1.2. Conceito de documento tradicional
Os documentos físicos tradicionais podem ser definidos como “uma representação exterior do fato que se quer provar”.[8] São informações registradas em um substrato físico[9] e de forma analógica, isto é, são sinais contínuos,[10] sem mudanças bruscas (quando se ampliam os sinais, mesmo as mudanças aparentemente descontínuas se mostram suaves), possuem reprodução imperfeita (devido a ruídos presentes no sinal) e há um certo grau de dificuldade para alterá-los sem que seja perceptível, após uma análise mais detalhada (perícia técnica) do material nos quais foram produzidos.
Apesar de ser mais relacionado com o documento escrito e assinado de próprio punho, a moderna doutrina jurídica aceita que “(…) a holografia, a transmissão de dados (via internet) também são documentos hábeis a demonstrar a ocorrência de fatos relevantes para o processo”,[11] bem de acordo com a Lei Federal Nº 11.419/2006,[12] a qual inclusive considera como autênticos os documentos processuais assinados eletronicamente.
1.4. Conceito de documento eletrônico
Os documentos eletrônicos são informações puras, convertidas de uma origem analógica ou mesmo criadas diretamente em mídia eletrônica, isto é, são codificadas e decodificadas matematicamente por um equipamento informático, e tanto podem ser gravadas em um meio de armazenamento de dados como existir temporariamente em uma mídia de processamento e transmissão. Em suma, são “representações da realidade, desprovidas de suporte físico, produzidas e/ou armazenadas em equipamento eletrônico”[13] e os quais precisam ser convertidas em formato físico compatível com os sentidos humanos.
Por serem em essência uma sequência numérica, representada eletronicamente por estados discretos de informação, suas características mais notórias são a reprodução e a transmissão sem perdas, a volatilidade (pois sua existência não depende de um substrato físico específico, mas sim de qualquer coisa com a capacidade de conter números), bem como a necessidade de uso de um computador devidamente configurado para a tradução desses sinais eletrônicos em sinais os quais possam ser perceptíveis pelos seres humanos.[14] Qualidades essas todas em oposição à existência física de um documento tradicional, fatos os quais trazem problemas para verificar se o documento eletrônico foi alterado em relação ao original.
Além disso, por serem gerados em computadores e dispositivos similares, eles ampliam sobremaneira o conceito de documento, pois o registro deixa de ser estático para se tornar dinâmico: além da inclusão de imagens em movimento e sons, os quais já eram possíveis de serem registrados em mídias analógicas, os documentos agora podem ser vinculados a um documento mestre, e a mudança de um documento subordinado se reflete no principal.[15]
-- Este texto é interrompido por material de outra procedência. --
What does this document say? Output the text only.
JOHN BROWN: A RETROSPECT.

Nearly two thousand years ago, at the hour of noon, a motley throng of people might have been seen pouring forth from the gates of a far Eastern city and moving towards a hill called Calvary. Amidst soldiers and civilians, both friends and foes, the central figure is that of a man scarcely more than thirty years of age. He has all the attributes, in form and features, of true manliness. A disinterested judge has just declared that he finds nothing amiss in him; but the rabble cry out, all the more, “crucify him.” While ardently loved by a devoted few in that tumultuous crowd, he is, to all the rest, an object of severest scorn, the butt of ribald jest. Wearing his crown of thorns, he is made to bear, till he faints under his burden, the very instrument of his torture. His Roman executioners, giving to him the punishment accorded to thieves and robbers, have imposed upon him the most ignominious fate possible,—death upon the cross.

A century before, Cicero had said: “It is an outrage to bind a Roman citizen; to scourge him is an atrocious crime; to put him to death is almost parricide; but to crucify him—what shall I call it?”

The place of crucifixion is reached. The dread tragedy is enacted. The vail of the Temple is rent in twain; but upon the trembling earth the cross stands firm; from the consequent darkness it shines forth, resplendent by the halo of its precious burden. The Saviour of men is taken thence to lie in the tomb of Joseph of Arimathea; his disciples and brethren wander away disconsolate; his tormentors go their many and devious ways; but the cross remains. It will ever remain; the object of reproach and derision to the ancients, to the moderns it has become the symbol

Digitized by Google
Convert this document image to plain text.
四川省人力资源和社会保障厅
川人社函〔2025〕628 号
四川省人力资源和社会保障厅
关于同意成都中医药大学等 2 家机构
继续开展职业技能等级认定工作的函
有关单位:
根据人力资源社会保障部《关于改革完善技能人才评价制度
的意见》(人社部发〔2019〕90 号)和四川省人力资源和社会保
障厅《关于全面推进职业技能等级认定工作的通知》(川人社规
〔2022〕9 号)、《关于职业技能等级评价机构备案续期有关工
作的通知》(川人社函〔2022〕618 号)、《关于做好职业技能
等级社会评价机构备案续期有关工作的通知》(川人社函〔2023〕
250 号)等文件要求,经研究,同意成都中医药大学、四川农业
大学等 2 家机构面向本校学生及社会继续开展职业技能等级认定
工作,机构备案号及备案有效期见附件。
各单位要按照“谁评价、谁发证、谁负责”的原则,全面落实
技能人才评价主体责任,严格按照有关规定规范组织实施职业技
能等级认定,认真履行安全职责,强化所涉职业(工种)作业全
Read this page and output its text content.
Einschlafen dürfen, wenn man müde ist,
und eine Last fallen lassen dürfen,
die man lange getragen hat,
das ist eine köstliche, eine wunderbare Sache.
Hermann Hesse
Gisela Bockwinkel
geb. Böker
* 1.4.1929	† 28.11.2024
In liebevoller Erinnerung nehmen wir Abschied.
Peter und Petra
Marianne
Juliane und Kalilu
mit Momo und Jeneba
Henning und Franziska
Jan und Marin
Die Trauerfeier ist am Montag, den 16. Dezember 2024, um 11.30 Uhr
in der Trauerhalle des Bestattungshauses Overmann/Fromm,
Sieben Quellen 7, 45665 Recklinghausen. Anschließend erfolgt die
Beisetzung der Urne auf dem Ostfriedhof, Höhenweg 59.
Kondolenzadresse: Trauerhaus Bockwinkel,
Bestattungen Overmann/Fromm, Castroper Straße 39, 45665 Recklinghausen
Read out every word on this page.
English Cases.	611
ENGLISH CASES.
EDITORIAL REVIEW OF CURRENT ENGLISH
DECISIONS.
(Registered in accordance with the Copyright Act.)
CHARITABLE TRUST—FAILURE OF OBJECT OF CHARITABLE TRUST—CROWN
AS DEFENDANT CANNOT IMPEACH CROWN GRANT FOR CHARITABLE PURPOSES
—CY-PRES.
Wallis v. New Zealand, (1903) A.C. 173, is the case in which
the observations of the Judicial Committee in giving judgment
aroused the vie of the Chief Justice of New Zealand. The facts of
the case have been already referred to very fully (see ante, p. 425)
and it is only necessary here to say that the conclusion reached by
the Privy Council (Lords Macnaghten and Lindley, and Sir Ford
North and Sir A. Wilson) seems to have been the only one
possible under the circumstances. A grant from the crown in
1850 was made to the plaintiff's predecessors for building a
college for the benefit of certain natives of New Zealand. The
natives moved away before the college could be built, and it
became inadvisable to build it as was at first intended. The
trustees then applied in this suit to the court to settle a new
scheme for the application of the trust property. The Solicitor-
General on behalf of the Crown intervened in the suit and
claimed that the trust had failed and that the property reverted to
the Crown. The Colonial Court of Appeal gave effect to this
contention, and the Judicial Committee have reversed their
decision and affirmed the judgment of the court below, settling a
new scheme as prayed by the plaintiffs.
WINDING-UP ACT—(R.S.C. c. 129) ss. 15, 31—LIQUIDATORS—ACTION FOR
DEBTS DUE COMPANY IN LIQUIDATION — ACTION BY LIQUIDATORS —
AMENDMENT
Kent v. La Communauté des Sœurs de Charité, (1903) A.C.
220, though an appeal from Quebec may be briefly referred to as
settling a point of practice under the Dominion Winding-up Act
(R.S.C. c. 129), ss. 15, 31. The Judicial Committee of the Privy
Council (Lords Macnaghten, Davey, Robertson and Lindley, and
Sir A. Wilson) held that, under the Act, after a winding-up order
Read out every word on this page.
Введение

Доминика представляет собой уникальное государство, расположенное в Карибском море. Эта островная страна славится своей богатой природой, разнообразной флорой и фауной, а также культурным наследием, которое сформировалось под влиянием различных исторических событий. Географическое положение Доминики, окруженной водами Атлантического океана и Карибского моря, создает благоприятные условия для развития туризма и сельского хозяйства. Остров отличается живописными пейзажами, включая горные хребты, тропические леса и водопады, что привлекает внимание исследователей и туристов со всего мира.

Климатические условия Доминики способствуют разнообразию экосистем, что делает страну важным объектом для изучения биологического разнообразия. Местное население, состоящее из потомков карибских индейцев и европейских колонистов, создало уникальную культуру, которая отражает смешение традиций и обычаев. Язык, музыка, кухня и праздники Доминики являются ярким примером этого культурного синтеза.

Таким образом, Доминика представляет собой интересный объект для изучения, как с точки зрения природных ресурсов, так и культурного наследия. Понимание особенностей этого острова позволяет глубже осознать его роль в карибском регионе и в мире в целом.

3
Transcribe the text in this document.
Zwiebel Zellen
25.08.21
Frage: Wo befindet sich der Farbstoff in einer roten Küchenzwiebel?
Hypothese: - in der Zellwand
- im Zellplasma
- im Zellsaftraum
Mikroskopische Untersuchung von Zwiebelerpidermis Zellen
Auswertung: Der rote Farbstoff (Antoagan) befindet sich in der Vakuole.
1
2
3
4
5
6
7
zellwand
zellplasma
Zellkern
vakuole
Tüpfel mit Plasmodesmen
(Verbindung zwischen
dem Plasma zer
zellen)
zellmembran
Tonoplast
Com todo o exposto, São evidentes tanto a versatilidade quanto e os problemas enfrentados pela ordem jurídica para a aceitação dos documentos eletrônicos como prova aceitável perante um juiz, de forma que há duas vertentes doutrinárias quanto à existência e validade deles como meios de prova dos contratos:
Uma a qual nega a possibilidade de aceitação jurídica dos documentos digitais, justamente pela falta de materialidade, forma estática e vinculação aos seus criadores; outra que os aceitam, dividida em duas: a primeira a qual os admitem juridicamente somente por eles mesmos, a segunda que somente após atendidos certos requisitos os quais combatam sua volatilidade e ausência da assinatura física tradicional e personalíssima.[16]
1.5 Conceito de contrato
Já foi dito neste trabalho que um “documento contratual” é o “registro da execução de um acordo de vontades entre duas ou mais pessoas com o objetivo de regulamentar os interesses particulares que se encontrem amparados pela legislação”*, definição retirada dos ensinamentos de Maria Helena DinizErro: Origem da referência não encontrada. Se “documento” é “registro”, então um documento contratual é um registro de um contrato.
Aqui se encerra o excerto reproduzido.